Table 7.2 Evaluation of intervention outcomesa

Conclusions and Implications

There is considerable scope for parenting interventions to improve children’s developmental outcomes for any mental health, physical health, or social problem where potentially modifiable parenting and family variables have been causally implicated in the onset, maintenance, exacerbation or relapse of a problem. However, despite the weight of evidence indicating that parenting programs are among the most efficacious and cost-effective interventions available to promote the mental health and wellbeing of children and adolescents (Biglan, Flay, Embry, & Sandler, 2012), the majority of families who might benefit do not participate in parenting programs. The Triple P system adopted a public health approach to the delivery of universal parenting support with the goal of increasing parental self-efficacy, knowledge and competence in the use of skills that promote positive development in children and adolescents. This change in focus has enabled millions more children around the world to experience the benefits of positive parenting and family environments that promote healthy development and as a consequence fewer children have developed behavioral and emotional problems or episodes of maltreatment.

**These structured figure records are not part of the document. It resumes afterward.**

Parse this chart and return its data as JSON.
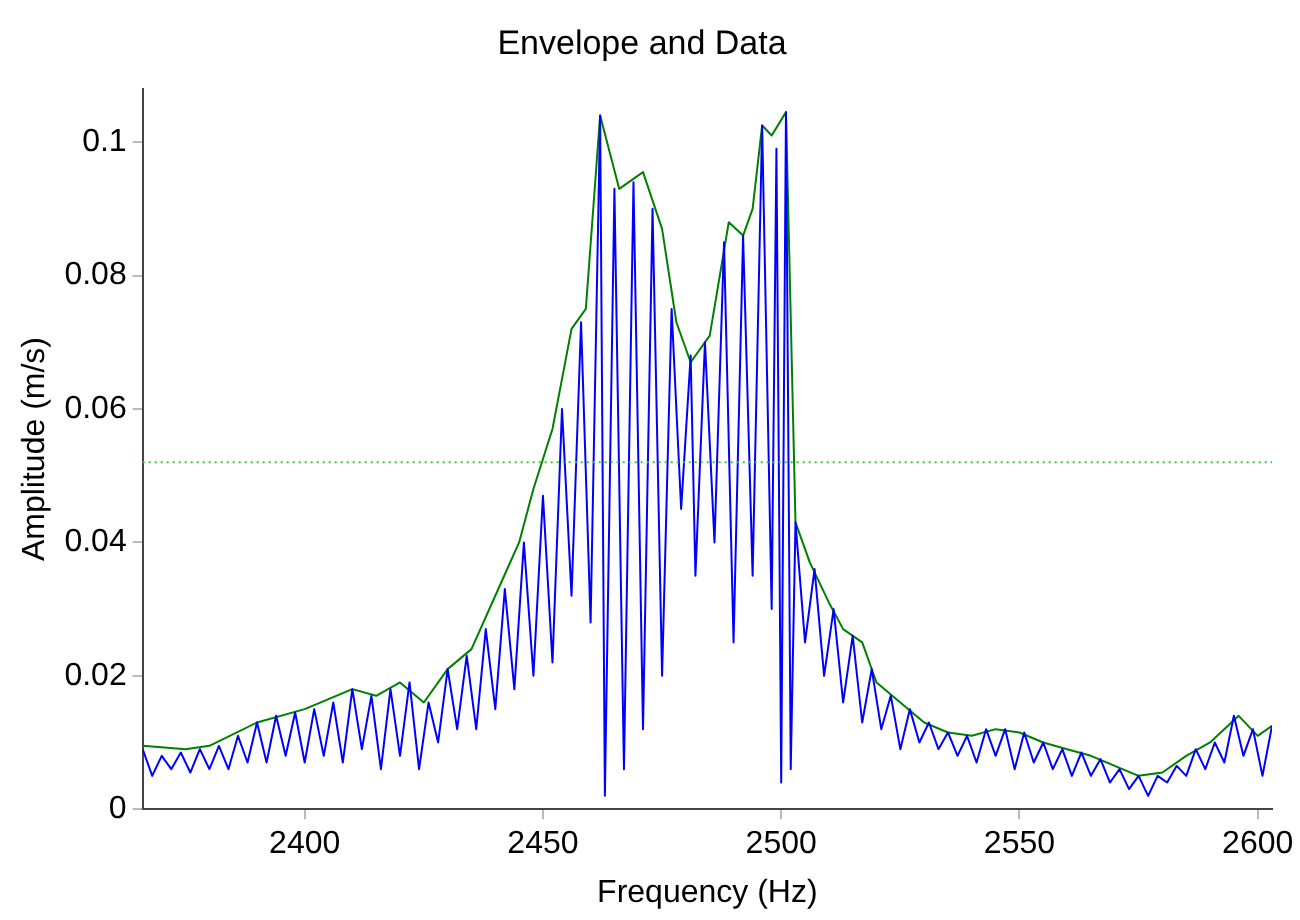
{
  "chart_data": {
    "type": "line",
    "title": "Envelope and Data",
    "xlabel": "Frequency (Hz)",
    "ylabel": "Amplitude (m/s)",
    "xlim": [
      2366,
      2603
    ],
    "xticks": [
      2400,
      2450,
      2500,
      2550,
      2600
    ],
    "ylim": [
      0,
      0.108
    ],
    "yticks": [
      0,
      0.02,
      0.04,
      0.06,
      0.08,
      0.1
    ],
    "grid": false,
    "legend": false,
    "marker": "none",
    "line_style": "solid",
    "ref_lines": [
      {
        "axis": "y",
        "value": 0.052,
        "color": "#33cc33",
        "line_style": "dotted"
      }
    ],
    "series": [
      {
        "color": "#0000ff",
        "x": [
          2366,
          2368,
          2370,
          2372,
          2374,
          2376,
          2378,
          2380,
          2382,
          2384,
          2386,
          2388,
          2390,
          2392,
          2394,
          2396,
          2398,
          2400,
          2402,
          2404,
          2406,
          2408,
          2410,
          2412,
          2414,
          2416,
          2418,
          2420,
          2422,
          2424,
          2426,
          2428,
          2430,
          2432,
          2434,
          2436,
          2438,
          2440,
          2442,
          2444,
          2446,
          2448,
          2450,
          2452,
          2454,
          2456,
          2458,
          2460,
          2462,
          2463,
          2465,
          2467,
          2469,
          2471,
          2473,
          2475,
          2477,
          2479,
          2481,
          2482,
          2484,
          2486,
          2488,
          2490,
          2492,
          2494,
          2496,
          2498,
          2499,
          2500,
          2501,
          2502,
          2503,
          2505,
          2507,
          2509,
          2511,
          2513,
          2515,
          2517,
          2519,
          2521,
          2523,
          2525,
          2527,
          2529,
          2531,
          2533,
          2535,
          2537,
          2539,
          2541,
          2543,
          2545,
          2547,
          2549,
          2551,
          2553,
          2555,
          2557,
          2559,
          2561,
          2563,
          2565,
          2567,
          2569,
          2571,
          2573,
          2575,
          2577,
          2579,
          2581,
          2583,
          2585,
          2587,
          2589,
          2591,
          2593,
          2595,
          2597,
          2599,
          2601,
          2603
        ],
        "values": [
          0.009,
          0.005,
          0.008,
          0.006,
          0.0085,
          0.0055,
          0.009,
          0.006,
          0.0095,
          0.006,
          0.011,
          0.007,
          0.013,
          0.007,
          0.014,
          0.008,
          0.0145,
          0.007,
          0.015,
          0.008,
          0.016,
          0.007,
          0.018,
          0.009,
          0.017,
          0.006,
          0.018,
          0.008,
          0.019,
          0.006,
          0.016,
          0.01,
          0.021,
          0.012,
          0.023,
          0.012,
          0.027,
          0.015,
          0.033,
          0.018,
          0.04,
          0.02,
          0.047,
          0.022,
          0.06,
          0.032,
          0.073,
          0.028,
          0.104,
          0.002,
          0.093,
          0.006,
          0.094,
          0.012,
          0.09,
          0.02,
          0.075,
          0.045,
          0.068,
          0.035,
          0.07,
          0.04,
          0.085,
          0.025,
          0.086,
          0.035,
          0.1025,
          0.03,
          0.099,
          0.004,
          0.1045,
          0.006,
          0.043,
          0.025,
          0.036,
          0.02,
          0.03,
          0.016,
          0.026,
          0.013,
          0.021,
          0.012,
          0.017,
          0.009,
          0.015,
          0.01,
          0.013,
          0.009,
          0.0115,
          0.008,
          0.011,
          0.007,
          0.012,
          0.008,
          0.012,
          0.006,
          0.0115,
          0.007,
          0.01,
          0.006,
          0.009,
          0.005,
          0.0085,
          0.005,
          0.0075,
          0.004,
          0.006,
          0.003,
          0.005,
          0.002,
          0.005,
          0.004,
          0.0065,
          0.005,
          0.009,
          0.006,
          0.01,
          0.007,
          0.014,
          0.008,
          0.012,
          0.005,
          0.0125
        ]
      },
      {
        "color": "#008000",
        "x": [
          2366,
          2375,
          2380,
          2390,
          2400,
          2410,
          2415,
          2420,
          2425,
          2430,
          2435,
          2440,
          2445,
          2448,
          2452,
          2456,
          2459,
          2462,
          2466,
          2471,
          2475,
          2478,
          2481,
          2485,
          2489,
          2492,
          2494,
          2496,
          2498,
          2501,
          2503,
          2506,
          2510,
          2513,
          2517,
          2520,
          2525,
          2530,
          2535,
          2540,
          2545,
          2550,
          2555,
          2560,
          2565,
          2570,
          2575,
          2580,
          2585,
          2590,
          2596,
          2600,
          2603
        ],
        "values": [
          0.0095,
          0.009,
          0.0095,
          0.013,
          0.015,
          0.018,
          0.017,
          0.019,
          0.016,
          0.021,
          0.024,
          0.032,
          0.04,
          0.048,
          0.057,
          0.072,
          0.075,
          0.104,
          0.093,
          0.0955,
          0.087,
          0.073,
          0.067,
          0.071,
          0.088,
          0.086,
          0.09,
          0.1025,
          0.101,
          0.1045,
          0.043,
          0.037,
          0.031,
          0.027,
          0.025,
          0.019,
          0.016,
          0.013,
          0.0115,
          0.011,
          0.012,
          0.0115,
          0.01,
          0.009,
          0.008,
          0.0065,
          0.005,
          0.0055,
          0.008,
          0.01,
          0.014,
          0.011,
          0.0125
        ]
      }
    ]
  }
}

When parents are empowered with the tools for personal change they require to parent their children positively, the resulting benefits for children, parents and the community at large are immense. The Triple P system is the only parenting program shown to reduce the population level prevalence of child maltreatment. If fully implemented as a public health whole of community initiative it would reduce the level of child maltreatment. Effective dissemination needs to be based on a public health compatible system of interventions. Parents and service providers need intervention systems such as Triple P that transport readily from one setting to another, to better address the needs of children and families who touch the child welfare system.